Now, for all this time, we had kept the dogs well away. You don’t want hounds sitting and staring longingly at you while you eat, dribbling gently as they gaze at your plate.

It sort of takes some of the pleasure away.


So, all being quiet and relaxed, my wife, very sensibly, because with the wine bottles stacking up, there wasn’t all that much space on the table, took the carving board with the lamb on it over to another table. And then we all got stuck into our very necessary, cooling, drinks. I don’t think we quite got round to a discussion about the latest medical advice on drinking for the elderly. Apparently, any more than a half pint of beer a day is too deadly for words. Luckily, none of us was exactly elderly, so that was all right.

Now, you have the scene fixed, I hope, in your mind. There we were. Four moderately mature adults, and a table loaded with empty – no, I was going to say plates, not bottles, but you can think what you like. On the table behind me was the second table with little on it. Only a joint of meat.

And then someone went inside to the toilet.

When you are a small person, of perhaps four feet in height, weighing about four stone or probably less, it is hard to live with a Rhodesian Ridgeback. When you come downstairs, you are confronted with a hound who is your own height, and when said hound places a paw on your head to keep you there so that she can demonstrate her affection by cleaning your recently washed face, it can tend to spoil your day.

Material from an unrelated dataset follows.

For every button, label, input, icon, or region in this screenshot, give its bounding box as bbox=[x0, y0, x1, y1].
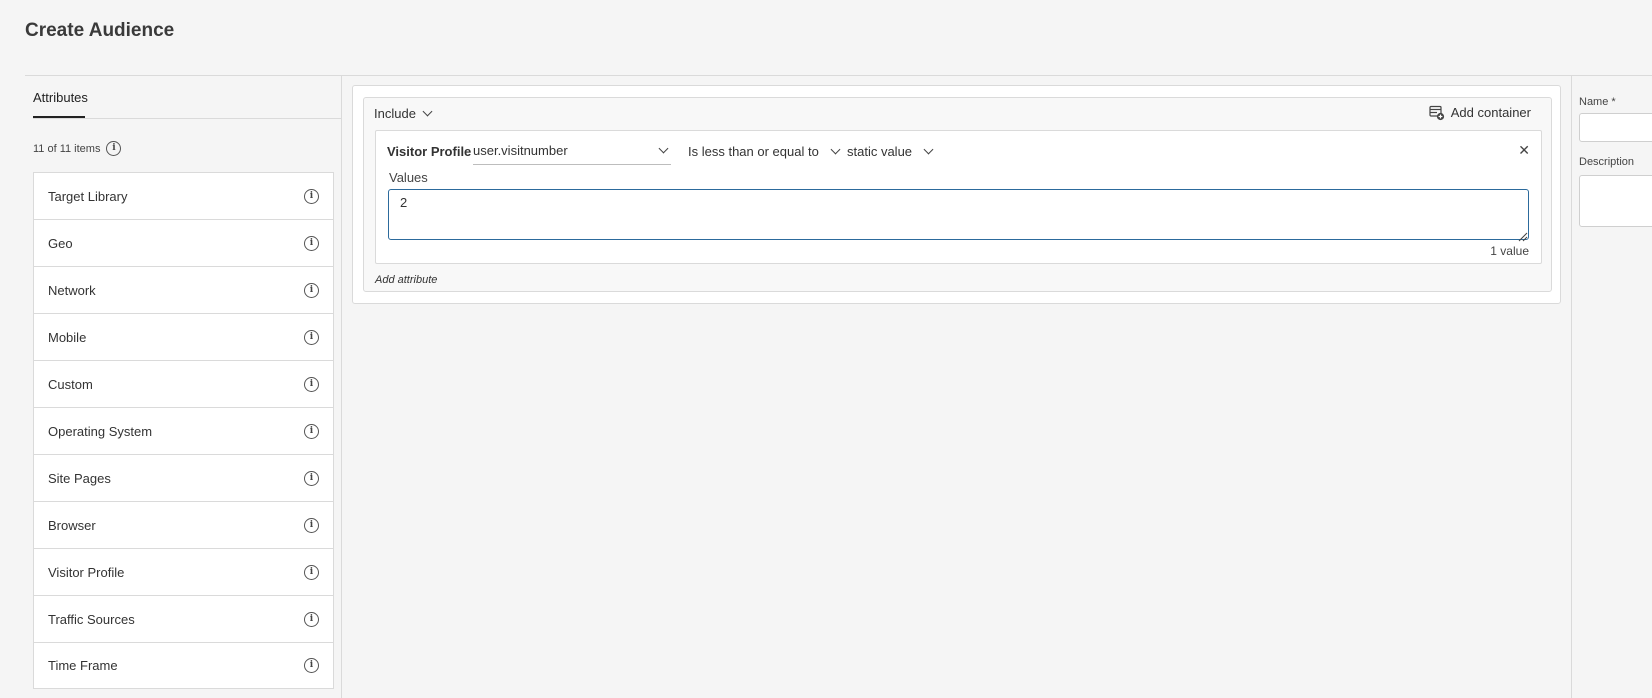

After four years of living with this canine tyranny, even a strong-willed lad can grow resentful.

A hound like a Ridgie also grows resentful when she feels, justifiably perhaps, that with lots of friends there, she ought to be allowed to join in the fun. Especially when she reckons her own supper has been delayed.

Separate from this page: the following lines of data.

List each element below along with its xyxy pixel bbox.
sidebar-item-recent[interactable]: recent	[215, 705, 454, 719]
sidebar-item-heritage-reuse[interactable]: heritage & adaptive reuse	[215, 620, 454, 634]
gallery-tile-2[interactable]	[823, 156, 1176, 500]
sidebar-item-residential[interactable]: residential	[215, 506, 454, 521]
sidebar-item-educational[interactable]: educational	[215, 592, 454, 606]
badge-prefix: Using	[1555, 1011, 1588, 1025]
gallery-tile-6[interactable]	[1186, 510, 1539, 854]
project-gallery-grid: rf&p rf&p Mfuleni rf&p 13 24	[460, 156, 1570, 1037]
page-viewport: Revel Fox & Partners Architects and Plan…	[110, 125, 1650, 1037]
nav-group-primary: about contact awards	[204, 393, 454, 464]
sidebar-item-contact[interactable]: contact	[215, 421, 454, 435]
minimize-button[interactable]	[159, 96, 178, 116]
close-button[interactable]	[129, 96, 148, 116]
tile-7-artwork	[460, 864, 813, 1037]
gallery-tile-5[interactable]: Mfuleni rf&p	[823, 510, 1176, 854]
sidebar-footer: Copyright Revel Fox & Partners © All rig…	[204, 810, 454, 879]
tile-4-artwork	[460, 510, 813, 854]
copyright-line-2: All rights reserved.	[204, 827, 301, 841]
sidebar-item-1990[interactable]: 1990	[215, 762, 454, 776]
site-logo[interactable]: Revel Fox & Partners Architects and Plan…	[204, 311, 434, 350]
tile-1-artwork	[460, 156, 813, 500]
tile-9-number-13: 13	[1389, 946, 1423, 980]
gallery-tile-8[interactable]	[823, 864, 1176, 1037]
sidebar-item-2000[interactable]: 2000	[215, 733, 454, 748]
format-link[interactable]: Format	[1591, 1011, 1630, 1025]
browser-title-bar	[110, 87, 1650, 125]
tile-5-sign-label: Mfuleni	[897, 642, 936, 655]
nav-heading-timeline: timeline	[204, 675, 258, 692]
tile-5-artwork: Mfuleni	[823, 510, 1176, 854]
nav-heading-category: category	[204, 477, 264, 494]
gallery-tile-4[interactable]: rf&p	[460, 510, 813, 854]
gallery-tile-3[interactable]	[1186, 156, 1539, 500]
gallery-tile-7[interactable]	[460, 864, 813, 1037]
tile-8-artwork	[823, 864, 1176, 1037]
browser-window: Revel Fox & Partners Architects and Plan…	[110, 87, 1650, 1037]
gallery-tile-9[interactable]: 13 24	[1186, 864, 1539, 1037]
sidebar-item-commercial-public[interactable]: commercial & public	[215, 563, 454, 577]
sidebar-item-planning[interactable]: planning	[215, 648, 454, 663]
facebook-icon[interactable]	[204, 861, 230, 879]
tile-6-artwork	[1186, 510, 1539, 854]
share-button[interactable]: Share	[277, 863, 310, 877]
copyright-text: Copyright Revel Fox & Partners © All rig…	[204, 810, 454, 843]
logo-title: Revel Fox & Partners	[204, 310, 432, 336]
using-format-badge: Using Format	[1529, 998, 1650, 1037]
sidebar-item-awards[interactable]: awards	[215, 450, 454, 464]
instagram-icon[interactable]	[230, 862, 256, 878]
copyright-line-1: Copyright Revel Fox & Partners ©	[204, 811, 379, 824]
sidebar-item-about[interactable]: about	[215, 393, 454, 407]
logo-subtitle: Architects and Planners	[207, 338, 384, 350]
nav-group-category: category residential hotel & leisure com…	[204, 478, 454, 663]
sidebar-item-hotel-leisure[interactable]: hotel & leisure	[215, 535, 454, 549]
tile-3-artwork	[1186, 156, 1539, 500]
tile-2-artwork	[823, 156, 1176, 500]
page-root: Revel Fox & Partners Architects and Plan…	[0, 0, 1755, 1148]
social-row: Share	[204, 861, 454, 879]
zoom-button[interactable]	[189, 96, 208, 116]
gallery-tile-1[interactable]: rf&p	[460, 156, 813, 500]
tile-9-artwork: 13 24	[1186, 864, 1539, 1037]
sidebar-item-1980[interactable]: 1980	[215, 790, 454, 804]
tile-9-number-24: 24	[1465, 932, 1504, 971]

So when my boy opened the door, to be faced with a willing and eager Ridgie, his first reaction was to squeeze his small frame against the door as the monster hurtled through the gap. Sensible, in my view.

Let me say here, that the risks of a wandering Ridgie are well known to me, and even when I had imbibed quite freely, I was not so foolish as to think that food would be safe. I was up and ready for battle in, well, in a short time.

However, the best special forces operatives don’t appear in front of the enemy lines waving and gesticulating. They are sly. They are subtle. They infiltrate, they sidle, they are inconspicuous. They don’t go bowling up to tables with a slightly frantic expression of eager welcome on their faces.

You see, I don’t only have a Ridgie. I also have a sweet, innocent Bernese. Lumbering, slow, slightly, perhaps, dim, but delightful, affectionate, and gentle. She is a beautiful lady, my Berner. And not, let me say, a thief. Not like a


But a Berner who has been forced to live under the tyranny of a Ridgeback for four years, will turn. After years of seeing every crumb that fell on the floor snaffled under her nose, after seeing the treats tossed towards her snatched in mid-air by a flying Ridgie, after being barged out of the way when a stray chip tumbled to the ground, she couldn’t help herself.
Previously of unblemished character, with an impeccable record of standing back and looking on with appalled shock as the Ridgie ate half a five-year-old’s birthday cake, she finally turned. The impulse to emulate the criminal activities of a hound were just too strong.

There was a rattling noise behind me. I turned, only to meet the wide, anxious gaze of a Berner with a half-shoulder of lamb in her mouth as she tried to unostentatiously make her way indoors.

She tried to explain, I know. But it is hard to plead your case with a gobful of lamb.

No, she wasn’t smacked. But for the rest of the night she was left to mull over her crime in solitude.

Well, apart from the companionship of the Ridgie, who kept licking her clean.

– Posted using BlogPress from my iPad

Comments
One Response to “Just a barbecue”
  1. Love this article. I also have had dogs – the super sensitive type that cringed when I caught him catching a rabbit – she sulked all day because I yelled at her- to the completely insensitive type that couldn’t care less what I thought – it was all about him (my current dog – a yorkie).